Credit funds work through portfolio managers leveraging in-house credit analysis to determine issuer selection, entry/exit timing from papers and managing risk/return tradeoffs.

Strict evaluation of factors like cash flows, promoter quality, macroeconomic factors, and business cycles facilitates the identification of pockets of value across lower-rated bonds where incremental yield over sovereign securities justifies the marginal lag in safety.

Diversification across issuers and industries protects against concentration risks. The overall portfolio would reflect ratings dispersion across AA and below rated corporate bonds (excluding AA+ rated corporate bonds) in line with the mandated minimum 65% allocation stipulation applicable to this category.

Fund managers stay vigilant about adverse rating actions towards downward drifts by timely shifting exposure to upgraded issuers, ensuring risk remains symmetric. The end goal is the optimisation of high-carry income at acceptable default risks.

Should You Invest in Credit Risk Funds?

Credit risk funds are best suited for informed investors with a higher risk tolerance and volatility in their fixed-income investments. These funds are not for the faint-hearted or conservative income investors.

One should invest provided they possess the necessary ability, willingness, and investment horizon to stay invested through episodes of market uncertainty. A well-diversified portfolio at the investor level is imperative.

Benefits and Drawbacks

Some benefits and drawbacks associated with credit risk funds:

Benefits

  • Potential for higher returns compared to traditional debt funds

  • Adds diversification within fixed-income asset class funds

  • Expert fund managers actively manage credit quality funds

Drawbacks

  • Higher volatility compared to high-grade debt fundsfunds

  • Vulnerable to credit rating downgrades and defaults

  • Liquidity risk if excessive redemption pressures arise

Factors To Consider Before Investing In Credit Risk Funds

While evaluating funds in this category, some key risk factors need to be assessed:

  1. Credit Quality: Check underlying portfolio credit profile and rating distribution across instruments. Avoid undue issuer or sectoral concentration risks.

  2. Interest Rate Risk: Analyse portfolio duration based on the maturity profile of holdings and gauge sensitivity to rate changes.

  3. Liquidity Risk: Evaluate potential liquidity pressures during global risk-off episodes and redemption scenarios.

  4. Fund Manager Track Record: It is critical to have prudent managers with specialised credit skills and risk management expertise.
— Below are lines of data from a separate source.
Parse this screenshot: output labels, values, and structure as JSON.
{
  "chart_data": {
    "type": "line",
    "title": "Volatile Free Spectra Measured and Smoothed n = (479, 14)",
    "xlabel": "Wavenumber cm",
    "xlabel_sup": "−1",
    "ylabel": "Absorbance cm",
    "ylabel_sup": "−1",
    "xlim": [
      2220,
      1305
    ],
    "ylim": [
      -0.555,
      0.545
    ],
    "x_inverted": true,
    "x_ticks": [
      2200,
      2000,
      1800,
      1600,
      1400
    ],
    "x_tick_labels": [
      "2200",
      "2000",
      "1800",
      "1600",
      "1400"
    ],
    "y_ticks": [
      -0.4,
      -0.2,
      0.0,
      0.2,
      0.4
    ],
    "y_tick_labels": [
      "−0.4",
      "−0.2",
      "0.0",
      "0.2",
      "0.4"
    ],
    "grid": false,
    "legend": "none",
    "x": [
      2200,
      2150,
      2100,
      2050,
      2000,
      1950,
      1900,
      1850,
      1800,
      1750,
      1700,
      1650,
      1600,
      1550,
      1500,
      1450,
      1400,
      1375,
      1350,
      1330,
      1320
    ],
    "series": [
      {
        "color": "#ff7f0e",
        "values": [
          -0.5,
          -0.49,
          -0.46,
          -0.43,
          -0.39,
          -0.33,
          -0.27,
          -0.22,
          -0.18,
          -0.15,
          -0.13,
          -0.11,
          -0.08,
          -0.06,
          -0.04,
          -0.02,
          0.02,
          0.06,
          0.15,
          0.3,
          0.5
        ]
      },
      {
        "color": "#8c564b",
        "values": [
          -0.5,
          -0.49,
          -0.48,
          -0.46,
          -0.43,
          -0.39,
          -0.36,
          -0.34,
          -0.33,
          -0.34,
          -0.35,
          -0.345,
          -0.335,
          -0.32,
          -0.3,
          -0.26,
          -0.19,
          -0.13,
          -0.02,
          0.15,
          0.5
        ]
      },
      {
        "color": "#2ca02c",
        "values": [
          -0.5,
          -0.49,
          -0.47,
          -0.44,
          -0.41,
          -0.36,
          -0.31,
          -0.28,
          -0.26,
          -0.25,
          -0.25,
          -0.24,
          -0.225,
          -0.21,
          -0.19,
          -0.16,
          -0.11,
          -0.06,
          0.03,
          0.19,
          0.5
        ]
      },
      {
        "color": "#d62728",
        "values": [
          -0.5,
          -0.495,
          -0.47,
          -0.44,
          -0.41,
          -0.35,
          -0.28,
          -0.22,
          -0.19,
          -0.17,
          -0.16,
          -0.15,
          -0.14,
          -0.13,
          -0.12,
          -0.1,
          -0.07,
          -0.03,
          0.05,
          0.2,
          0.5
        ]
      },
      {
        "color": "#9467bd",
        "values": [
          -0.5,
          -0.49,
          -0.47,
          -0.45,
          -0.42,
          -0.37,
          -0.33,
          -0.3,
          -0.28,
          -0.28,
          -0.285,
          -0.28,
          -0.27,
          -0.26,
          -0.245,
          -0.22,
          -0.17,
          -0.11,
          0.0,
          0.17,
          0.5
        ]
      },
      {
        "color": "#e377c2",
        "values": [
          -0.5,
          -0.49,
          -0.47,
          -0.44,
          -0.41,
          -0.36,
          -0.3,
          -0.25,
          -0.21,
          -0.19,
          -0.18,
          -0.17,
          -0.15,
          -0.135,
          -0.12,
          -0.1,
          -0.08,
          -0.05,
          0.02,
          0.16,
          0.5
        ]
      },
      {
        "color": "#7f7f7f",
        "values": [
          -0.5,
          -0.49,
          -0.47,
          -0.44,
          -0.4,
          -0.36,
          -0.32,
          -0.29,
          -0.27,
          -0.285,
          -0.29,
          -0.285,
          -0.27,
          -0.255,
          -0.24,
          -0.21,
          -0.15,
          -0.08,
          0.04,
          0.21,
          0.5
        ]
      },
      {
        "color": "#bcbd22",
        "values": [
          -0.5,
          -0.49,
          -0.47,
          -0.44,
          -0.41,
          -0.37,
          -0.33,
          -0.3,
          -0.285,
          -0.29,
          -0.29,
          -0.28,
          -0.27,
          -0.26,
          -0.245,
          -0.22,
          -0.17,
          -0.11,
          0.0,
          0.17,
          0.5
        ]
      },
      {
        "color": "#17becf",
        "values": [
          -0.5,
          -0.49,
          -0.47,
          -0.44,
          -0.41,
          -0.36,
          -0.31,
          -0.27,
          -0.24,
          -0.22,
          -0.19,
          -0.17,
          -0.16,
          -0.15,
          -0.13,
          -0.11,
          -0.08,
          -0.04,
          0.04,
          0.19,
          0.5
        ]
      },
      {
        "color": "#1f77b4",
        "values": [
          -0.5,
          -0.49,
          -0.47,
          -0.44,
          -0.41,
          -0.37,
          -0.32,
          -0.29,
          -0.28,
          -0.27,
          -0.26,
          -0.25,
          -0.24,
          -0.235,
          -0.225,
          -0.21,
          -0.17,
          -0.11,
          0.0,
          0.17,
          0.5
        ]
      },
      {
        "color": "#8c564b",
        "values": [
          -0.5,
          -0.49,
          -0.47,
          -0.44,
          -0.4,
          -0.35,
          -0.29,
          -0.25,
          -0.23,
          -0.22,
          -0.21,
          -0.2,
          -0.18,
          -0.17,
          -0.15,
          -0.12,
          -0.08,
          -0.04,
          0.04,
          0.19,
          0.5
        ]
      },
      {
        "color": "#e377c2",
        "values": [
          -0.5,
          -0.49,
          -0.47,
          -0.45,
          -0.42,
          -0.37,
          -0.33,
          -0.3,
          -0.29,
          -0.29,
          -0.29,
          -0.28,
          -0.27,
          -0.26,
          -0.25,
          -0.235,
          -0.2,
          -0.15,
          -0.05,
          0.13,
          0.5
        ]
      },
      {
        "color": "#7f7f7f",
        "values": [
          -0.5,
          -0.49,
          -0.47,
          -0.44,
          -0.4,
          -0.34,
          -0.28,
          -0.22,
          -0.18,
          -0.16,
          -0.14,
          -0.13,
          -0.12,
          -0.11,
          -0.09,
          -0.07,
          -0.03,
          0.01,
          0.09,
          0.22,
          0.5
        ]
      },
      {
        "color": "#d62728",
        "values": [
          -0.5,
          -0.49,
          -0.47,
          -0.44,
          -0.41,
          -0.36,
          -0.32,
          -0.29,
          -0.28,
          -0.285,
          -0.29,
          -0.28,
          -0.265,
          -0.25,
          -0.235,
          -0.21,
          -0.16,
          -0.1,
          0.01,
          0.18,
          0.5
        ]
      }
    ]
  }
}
Taxation Of Credit Risk Funds

On the taxation front, credit risk schemes enjoy similar benefits as available to open-ended plain vanilla debt funds:

  • Short-Term Capital Gains (STCG): If the investment in credit risk funds is held for less than three years, the gains are considered short-term capital gains and are taxed as per the individual's income tax slab rate.

  • Long-Term Capital Gains (LTCG): If the investment is held for more than three years, the gains are considered long-term capital gains. For debt mutual funds, including credit risk funds, LTCG exceeding Rs. 1 lakh in a financial year is taxed at 20% with the benefit of indexation.

  • Dividend Distribution Tax (DDT): When credit risk funds declare dividends, they are subject to dividend distribution tax. As of the latest tax regime, dividends are now taxed in the hands of the recipient at their applicable income tax slab rate.

Investors should consider their investment horizon and tax implications before investing in credit risk funds. It is advisable to consult with a tax advisor for personalized advice.

Conclusion

Credit risk funds allocate a portion of debt allocation to expertly managed portfolios of corporate bonds across the credit rating spectrum. These funds can be considered by investors willing to accept risks in exchange for a yield pick-up over traditional options.

Mutual Fund investments are subject to market risks, read all scheme related documents carefully.